FD Le Client, votre dernier film, aurait très bien pu s’appeler « Une Séparation » ou « Le Passé » ?
AF Effectivement, ce film s’inscrit dans la continuité de mes films précédents. Il n’y a pas de rupture mais plutôt une façon de modifier mon langage cinématographique d’un film à l’autre, d’aborder les mêmes thèmes tout en ajoutant un nouveau à chaque fois.
FD Votre thème de fond, c’est la crise conjugale ?
AF Je dirais plutôt que la relation entre un homme et une femme est le terreau de mes films. À partir de cela, j’aborde différents thèmes, dans ce cas, c’était l’humiliation et l’intimité de la vie privée.
FD Pourquoi restez-vous aussi évasif sur ce qui s’est passé dans la salle de bains de cette femme ? Certains pensent qu’elle a été violée, d’autres pas ?
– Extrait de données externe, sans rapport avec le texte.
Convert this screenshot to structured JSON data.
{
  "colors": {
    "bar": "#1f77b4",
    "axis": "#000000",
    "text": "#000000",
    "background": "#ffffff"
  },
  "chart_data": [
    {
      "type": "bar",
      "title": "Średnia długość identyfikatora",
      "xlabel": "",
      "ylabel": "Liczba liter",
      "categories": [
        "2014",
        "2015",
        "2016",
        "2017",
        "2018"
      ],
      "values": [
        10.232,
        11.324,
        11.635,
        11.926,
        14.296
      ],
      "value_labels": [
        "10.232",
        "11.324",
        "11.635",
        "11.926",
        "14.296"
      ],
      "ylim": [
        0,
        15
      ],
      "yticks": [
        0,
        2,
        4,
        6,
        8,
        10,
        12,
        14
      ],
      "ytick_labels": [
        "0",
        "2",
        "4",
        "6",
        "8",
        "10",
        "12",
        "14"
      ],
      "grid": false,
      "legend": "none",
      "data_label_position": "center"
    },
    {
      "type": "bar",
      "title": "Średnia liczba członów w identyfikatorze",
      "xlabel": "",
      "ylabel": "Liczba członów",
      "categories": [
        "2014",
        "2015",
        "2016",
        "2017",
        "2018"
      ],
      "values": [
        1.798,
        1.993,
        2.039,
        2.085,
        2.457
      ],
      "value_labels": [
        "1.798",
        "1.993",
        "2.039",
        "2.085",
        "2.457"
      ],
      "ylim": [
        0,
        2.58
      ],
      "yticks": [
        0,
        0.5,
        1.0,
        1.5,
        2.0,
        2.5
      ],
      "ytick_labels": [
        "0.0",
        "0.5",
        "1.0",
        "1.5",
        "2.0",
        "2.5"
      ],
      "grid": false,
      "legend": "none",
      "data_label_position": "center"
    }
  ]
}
AF Les spectateurs sont libres de penser qu’il s’agit d’un viol. Pour moi, en tant qu’auteur, il n’y a pas de viol, pas de relations sexuelles mais le lieu le plus intime de cette femme a été violé. Des spectateurs sont persuadés qu’il ne s’est rien passé. Et puis d’autres, plus proches des voisins, projettent leurs propres inquiétudes, leurs propres fantasmes sur cette scène et sont persuadés du viol.
FD Le mari, lui, se sent déshonoré.
AF Pas au début, il a une réaction rationnelle et propose à sa femme d’aller porter plainte à la police. Mais sa femme refuse tout en attendant une réaction de sa part. Ses voisins aussi. Il se sent sous pression, il est humilié. Et cela se trans- forme en colère qui le pousse à agir.
FD Cette colère qui se mue en culpabilité était présente dans de nombreux films à Cannes, dont La Fille inconnue. Pourquoi la culpabilité est-elle dans l’air du temps ?
AF Je n’ai pas vu de films à Cannes mais ce sentiment d’une responsabilité individuelle est très présent dans les esprits de notre époque.
Il y a une prise de conscience d’une culpabilité individuelle à propos de nos faits et gestes passés. Cela va de pair avec le développement d’une société de plus en plus individualiste. Je pense que le sentiment d’appartenance à une collectivité fait partager l’idée de la responsabilité, le sentiment de culpabilité. Quand un individu prend l’initiative de mettre fin aux jours d’un autre individu, sa culpabilité est beaucoup plus lourde à porter que lorsqu’une troupe s’attaque à une autre troupe. On peut justifier son acte par le biais de la collectivité.
FD Le thème que vous avez ajouté, est-ce le théâtre ?
AF Oui, le théâtre n’est pas simplement un contexte, un décor. L’idée d’avoir un couple de comédiens, c’était une façon de montrer combien la vie et le théâtre s’entremêlent dans l’existence. À mesure que le film avance, la frontière se dissipe entre théâtre et réel.
FD Mais ce qu’Emad comprend au théâtre, il ne le comprend pas dans la réalité.
AF C’est tout le paradoxe du personnage. Sur scène, il essaie de le rendre aimable, compréhensible, de justifier sa façon d’être
auprès des spectateurs. Mais confronté au même homme dans la vraie vie, il ne peut plus ressentir aucune empathie. Il juge et il le condamne.
FD C’est un film sur les rôles que nous jouons ?
AF : Oui, c’est bien pour cela que le denier plan du film les montre en train de se faire maquiller, de se préparer à jouer un autre rôle.
FD Le théâtre intervient-il dans votre processus créatif ? On sait que vous consacrez beaucoup de temps aux répétitions, le texte se transforme au contact des acteurs ?
AF Oui, vu de l’extérieur, le cinéma et le théâtre peuvent paraître comme deux modes d’expression bien différents. Mon défi est précisément de faire entrer la dimension artificielle et très construite du théâtre dans la dimension beaucoup plus réaliste et documentaire du cinéma. Le squelette est celui d’une construction théâtrale mais avec
la chair plus vivante, plus réaliste du cinéma.
Ces répétitions, elles existent pour permettre aux acteurs de s’approprier le récit à tel point qu’ils ne semblent plus jouer.